“Mme. la Marquise,” said Leander, in his sweetest tones, sinking gracefully on his knees, upon a cushion at the feet of the lady, who had let herself fall languidly into a low easy-chair, as if exhausted by the extreme effort that her confession had been to her modesty. “Madame, or rather most lovely queen and deity, what can mere empty words, counterfeit passion, imaginary raptures, conceived and written in cold blood by the poets, and make-believe sighs, breathed out at the feet of an odious actress, all powdered and painted, whose eyes are wandering absently around the theatre—what can these be beside the living words that gush out from the soul, the fire that burns in the veins and arteries, the hyperboles of an exalted passion, to which the whole universe cannot furnish images brilliant and lofty enough to apply to its idol, and the aspirations of a wildly loving heart, that would fain break forth from the breast that contains it, to serve as a footstool for the dear object of its adoration? You deign to say, celestial marquise, that I express with some feeling the fictitious love in the pieces I play. Shall I tell you why it is so? Because I never look at, or even think of, the actress whom I seem to address—my thoughts soar far above and beyond her—and I speak to my own perfect ideal; to a being, noble, beautiful, spirituelle as yourself, Mme. la Marquise! It is you, in fine, you that I see and love under the name of Silvie, Doralice, Isabelle, or whatever it may chance to be; they are only your phantoms for me.”

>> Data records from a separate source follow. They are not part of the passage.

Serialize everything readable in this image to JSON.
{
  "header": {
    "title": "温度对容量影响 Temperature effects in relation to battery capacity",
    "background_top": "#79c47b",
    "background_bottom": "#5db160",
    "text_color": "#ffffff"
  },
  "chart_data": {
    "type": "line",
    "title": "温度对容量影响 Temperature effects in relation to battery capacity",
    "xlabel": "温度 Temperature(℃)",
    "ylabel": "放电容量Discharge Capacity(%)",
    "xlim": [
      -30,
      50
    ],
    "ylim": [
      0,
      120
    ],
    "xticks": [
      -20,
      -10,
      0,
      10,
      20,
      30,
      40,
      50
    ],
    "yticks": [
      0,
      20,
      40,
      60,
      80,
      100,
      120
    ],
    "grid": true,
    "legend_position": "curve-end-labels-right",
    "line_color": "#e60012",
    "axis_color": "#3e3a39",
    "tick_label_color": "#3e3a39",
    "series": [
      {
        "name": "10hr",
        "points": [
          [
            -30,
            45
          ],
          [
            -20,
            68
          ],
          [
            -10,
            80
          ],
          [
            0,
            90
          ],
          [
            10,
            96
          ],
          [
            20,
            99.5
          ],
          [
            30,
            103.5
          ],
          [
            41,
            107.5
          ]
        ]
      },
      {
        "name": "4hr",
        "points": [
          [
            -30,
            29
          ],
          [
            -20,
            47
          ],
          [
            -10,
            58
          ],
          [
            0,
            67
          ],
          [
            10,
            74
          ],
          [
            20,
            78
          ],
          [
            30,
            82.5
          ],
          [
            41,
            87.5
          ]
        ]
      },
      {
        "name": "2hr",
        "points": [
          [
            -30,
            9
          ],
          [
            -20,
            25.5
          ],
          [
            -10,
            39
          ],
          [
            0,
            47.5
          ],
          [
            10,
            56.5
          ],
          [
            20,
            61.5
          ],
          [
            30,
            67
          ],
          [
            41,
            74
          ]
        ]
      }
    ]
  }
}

With these words Leander, who was too good an actor to neglect the pantomime that should accompany such a declaration, bent down over the hand that the marquise had allowed him to take, and covered it with burning kisses; which delicate attention was amiably received, and his real love-making seemed to be as pleasing to her ladyship as even he could have desired.
The eastern sky was all aflame with the radiance of the coming sun when Leander, well wrapped in his warm cloak, was driven back to Poitiers. As he lifted a corner of one of the carefully lowered curtains, to see which side of the town they were approaching, he caught sight of the Marquis de Bruyeres and the Baron de Sigognac, still at some distance, who were walking briskly along the road towards him, on their way to the spot designated for the duel.